Don't be afraid of making adjustments to your website.
For anyone that’s been to our website before, you may have noticed that we recently made some adjustments to the design. The changes were minimal, but based on feedback and a look at Google analytics, we made these changes to give our visitors a more robust experience.
Often times clients are unwilling or afraid to make changes to their finished website. But we’ve learned that iterative changes can be a good thing! So what’s the best way to go about making adjustments?
Look at your Google analytics and try and find user patterns. By doing this you may find that some pages rarely get visited or have a high bounce-rate (people who come to the page and immediately leave). These pages are a good indication of content that may not be needed or needs to be rewritten. It could also mean that these pages need to be displayed more prominently in your design, or shared more often throughout the website.

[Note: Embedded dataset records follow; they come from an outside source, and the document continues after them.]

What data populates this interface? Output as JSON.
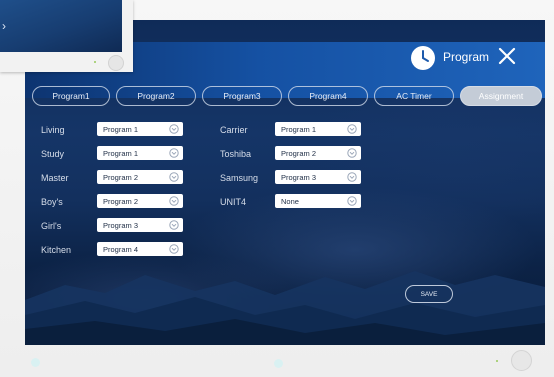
{
  "header": {
    "title": "Program",
    "icons": {
      "clock": "clock-icon",
      "close": "close-icon"
    }
  },
  "tabs": [
    {
      "label": "Program1",
      "active": false
    },
    {
      "label": "Program2",
      "active": false
    },
    {
      "label": "Program3",
      "active": false
    },
    {
      "label": "Program4",
      "active": false
    },
    {
      "label": "AC Timer",
      "active": false
    },
    {
      "label": "Assignment",
      "active": true
    }
  ],
  "assignments_left": [
    {
      "room": "Living",
      "value": "Program 1"
    },
    {
      "room": "Study",
      "value": "Program 1"
    },
    {
      "room": "Master",
      "value": "Program 2"
    },
    {
      "room": "Boy's",
      "value": "Program 2"
    },
    {
      "room": "Girl's",
      "value": "Program 3"
    },
    {
      "room": "Kitchen",
      "value": "Program 4"
    }
  ],
  "assignments_right": [
    {
      "room": "Carrier",
      "value": "Program 1"
    },
    {
      "room": "Toshiba",
      "value": "Program 2"
    },
    {
      "room": "Samsung",
      "value": "Program 3"
    },
    {
      "room": "UNIT4",
      "value": "None"
    }
  ],
  "actions": {
    "save_label": "SAVE"
  },
  "colors": {
    "header_start": "#0d3470",
    "header_end": "#1f64bb",
    "active_tab": "#c4ccd7",
    "text": "#d7deea"
  }
}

You may also find that people are discovering your website through specific search terms but you don’t have enough content for that topic. This is a good indication of content that you need to add to the website.
Your users are the best people to give you feedback on your overall website strategy – whether its design, content, or more. Gathering feedback can give you an idea of which areas need to be changed, and which ones are working well. This can be done casually through conversation with your clients, or for larger websites can be done through random surveys. Your staff can also be a source of information, as you may find they need elements of the website adjusted to help them do their jobs better.
Not every change needs to be done all at once. Create an overall plan of modifications you’d like to make, and gradually introduce them one at a time. This gives you an opportunity to test and adjust new elements before modifying others, and will allow you to introduce changes incrementally.
Whether done internally, or through one of Freely Made’s maintenance plans, investing and assigning someone to do on-going maintenance will do wonders for your website. By spending a little bit of money throughout the lifecycle of your website, you’ll be able to extend it’s longevity and can avoid having to do a full overhaul in the future. Proper maintenance also gives you the opportunity to update your CMS software more frequently, giving you new features you might not have had before.
While change is good, too much change can negatively affect your SEO score. Try not to change page URLs, or remove existing pages (unless they really shouldn’t be seen anymore). On the plus side, adding new content and adjusting existing content can often increase your SEO ranking.